# How to repair gouged MDF?



## JohnEinNJ (Dec 22, 2011)

So I just finished building Wood Magazine's tilt-top workbench (like this: http://lumberjocks.com/projects/57008), and was trimming up the maple band around the edge with a router. The router grabbed onto the edge, and did a little dance on the MDF top, making about a 1/2 inch deep by 3 inch long gouge . What's the best way to fill & repair MDF?


----------



## tyskkvinna (Mar 23, 2010)

I have had decent luck with MDF sawdust and glue (since, yknow, that's basically what it is right now!)


----------



## timbit2006 (Jan 6, 2012)

When filling holes in MDF drywall compound works very good but I doubt it'd work in your situation.


----------



## Alexandre (May 26, 2012)

I think some sanding dust mixed with glue to make a nice thick mixture and pour it in, then when dry, sand it (Gosh, Wear a dust mask while doing this) and there you go!
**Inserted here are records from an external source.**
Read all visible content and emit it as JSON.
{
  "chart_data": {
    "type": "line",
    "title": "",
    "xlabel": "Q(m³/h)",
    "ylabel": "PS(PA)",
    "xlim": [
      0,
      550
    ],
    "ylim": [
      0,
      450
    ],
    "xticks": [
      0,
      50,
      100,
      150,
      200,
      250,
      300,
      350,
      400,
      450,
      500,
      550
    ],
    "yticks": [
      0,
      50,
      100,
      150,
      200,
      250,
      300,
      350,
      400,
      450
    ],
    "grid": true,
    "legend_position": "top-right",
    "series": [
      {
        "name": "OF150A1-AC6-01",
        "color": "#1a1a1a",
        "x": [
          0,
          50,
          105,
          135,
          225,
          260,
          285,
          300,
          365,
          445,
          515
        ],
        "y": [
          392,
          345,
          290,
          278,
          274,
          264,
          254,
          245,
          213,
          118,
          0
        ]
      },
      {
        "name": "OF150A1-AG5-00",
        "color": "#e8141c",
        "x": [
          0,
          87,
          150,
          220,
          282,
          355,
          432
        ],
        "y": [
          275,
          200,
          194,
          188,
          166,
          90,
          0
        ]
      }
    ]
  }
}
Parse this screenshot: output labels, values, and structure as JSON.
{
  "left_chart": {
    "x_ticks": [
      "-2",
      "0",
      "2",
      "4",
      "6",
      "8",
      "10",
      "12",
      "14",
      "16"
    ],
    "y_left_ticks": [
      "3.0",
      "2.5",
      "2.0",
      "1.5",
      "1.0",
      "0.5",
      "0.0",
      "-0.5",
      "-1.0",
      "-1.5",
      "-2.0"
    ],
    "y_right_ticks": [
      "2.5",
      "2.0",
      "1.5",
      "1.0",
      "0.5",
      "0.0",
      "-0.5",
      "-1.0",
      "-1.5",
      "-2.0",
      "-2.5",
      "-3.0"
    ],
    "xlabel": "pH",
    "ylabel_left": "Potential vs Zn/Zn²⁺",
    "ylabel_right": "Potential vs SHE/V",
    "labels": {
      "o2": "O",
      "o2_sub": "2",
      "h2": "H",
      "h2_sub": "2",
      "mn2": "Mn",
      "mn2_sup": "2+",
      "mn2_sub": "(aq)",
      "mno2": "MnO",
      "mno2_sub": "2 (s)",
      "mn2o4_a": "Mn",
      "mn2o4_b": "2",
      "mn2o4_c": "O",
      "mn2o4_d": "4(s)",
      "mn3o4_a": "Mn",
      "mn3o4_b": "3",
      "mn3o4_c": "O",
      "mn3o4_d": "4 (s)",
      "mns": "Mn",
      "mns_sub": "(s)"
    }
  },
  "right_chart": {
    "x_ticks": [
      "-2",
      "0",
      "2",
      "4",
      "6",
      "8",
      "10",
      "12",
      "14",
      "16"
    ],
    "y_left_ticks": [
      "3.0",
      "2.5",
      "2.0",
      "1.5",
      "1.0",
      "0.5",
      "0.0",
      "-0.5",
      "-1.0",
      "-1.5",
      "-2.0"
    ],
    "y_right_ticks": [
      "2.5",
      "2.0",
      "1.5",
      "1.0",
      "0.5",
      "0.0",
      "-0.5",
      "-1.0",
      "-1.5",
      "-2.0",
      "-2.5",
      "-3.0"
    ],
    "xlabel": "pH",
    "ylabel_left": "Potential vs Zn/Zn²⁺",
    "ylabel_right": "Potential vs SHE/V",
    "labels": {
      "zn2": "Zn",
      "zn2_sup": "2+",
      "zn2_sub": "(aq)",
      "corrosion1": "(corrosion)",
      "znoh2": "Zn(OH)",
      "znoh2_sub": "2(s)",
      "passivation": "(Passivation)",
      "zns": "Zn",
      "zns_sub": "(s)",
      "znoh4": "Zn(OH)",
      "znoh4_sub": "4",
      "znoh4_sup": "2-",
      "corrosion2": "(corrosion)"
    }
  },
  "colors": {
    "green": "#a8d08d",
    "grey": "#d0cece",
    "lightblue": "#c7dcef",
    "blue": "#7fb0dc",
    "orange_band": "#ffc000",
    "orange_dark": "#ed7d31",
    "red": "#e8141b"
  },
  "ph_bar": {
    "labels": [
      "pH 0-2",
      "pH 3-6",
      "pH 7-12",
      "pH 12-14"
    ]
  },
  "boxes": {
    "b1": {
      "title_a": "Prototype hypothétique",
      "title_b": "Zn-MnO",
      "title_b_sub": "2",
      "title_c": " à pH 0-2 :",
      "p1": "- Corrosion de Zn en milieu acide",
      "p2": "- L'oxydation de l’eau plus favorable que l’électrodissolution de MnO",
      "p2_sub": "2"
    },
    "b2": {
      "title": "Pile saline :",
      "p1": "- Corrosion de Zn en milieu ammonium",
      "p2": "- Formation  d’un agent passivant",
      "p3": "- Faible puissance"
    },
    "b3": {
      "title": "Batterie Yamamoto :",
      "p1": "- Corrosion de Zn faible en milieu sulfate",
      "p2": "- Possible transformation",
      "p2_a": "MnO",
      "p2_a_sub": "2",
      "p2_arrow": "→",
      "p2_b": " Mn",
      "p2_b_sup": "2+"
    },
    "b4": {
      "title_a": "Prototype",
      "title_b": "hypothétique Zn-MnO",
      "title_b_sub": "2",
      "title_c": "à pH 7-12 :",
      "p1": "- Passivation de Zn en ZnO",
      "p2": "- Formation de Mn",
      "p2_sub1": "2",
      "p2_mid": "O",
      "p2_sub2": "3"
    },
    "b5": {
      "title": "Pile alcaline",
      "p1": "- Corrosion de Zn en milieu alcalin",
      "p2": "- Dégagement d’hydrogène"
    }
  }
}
Hope this helps


----------



## mark4345 (Oct 7, 2011)

bondo


----------



## Wdwerker (Apr 14, 2012)

Bondo rules! Drywall compound would only be for vertical surfaces.


----------



## canadianchips (Mar 12, 2010)

Liz said it best. Sawdust and glue.


----------



## doughan (Apr 22, 2011)

saw dust and glue or bondo….bondo if you are in a hurry…..mix it hot and fast then use a putty knife to get it close before it gets to hard.


----------



## AandCstyle (Mar 21, 2012)

+1 Bondo


----------



## waho6o9 (May 6, 2011)

bondo, yeah buddy


----------



## mtenterprises (Jan 10, 2011)

Router out the damaged area and insert a new MDF patch, glue as needed.
MIKE


----------



## JohnEinNJ (Dec 22, 2011)

Thanks to everyone for your responses. Just to wrap this up, I believe mtenterprises' response (rout out damaged area & patch) is the "right" way to do it. But since a router mishap - due to my inexperience - is what caused the problem in the first place, I decided to do it one of the "less right" ways: glue mixed with sawdust. It took two days to dry enough to be sandable. Not pretty, but it worked.


----------



## mtenterprises (Jan 10, 2011)

The only way you are going to learn is try and do. Now you will continue to look at your repair and say to yourself "I should have done it right" and one of these days you will make that repair correct.
MIKE


----------



## DS (Oct 10, 2011)

MDF + Bondo = MFEO


----------



## DaddyZ (Jan 28, 2010)

I would have filled with epoxy


----------



## madts (Dec 30, 2011)

Durham's rock hard water putty. This stuff is awesome.


----------



## mtenterprises (Jan 10, 2011)

Durham's rock hard water putty. Yes that stuff is good for all kinds of filling and molding. Works better than plaster of paris to make neckerchief slids from.
MIKE


----------



## Andywoj (Jun 25, 2012)

Automotive body filler works great. It does not shrink, sands well and will take finish.
Andy


----------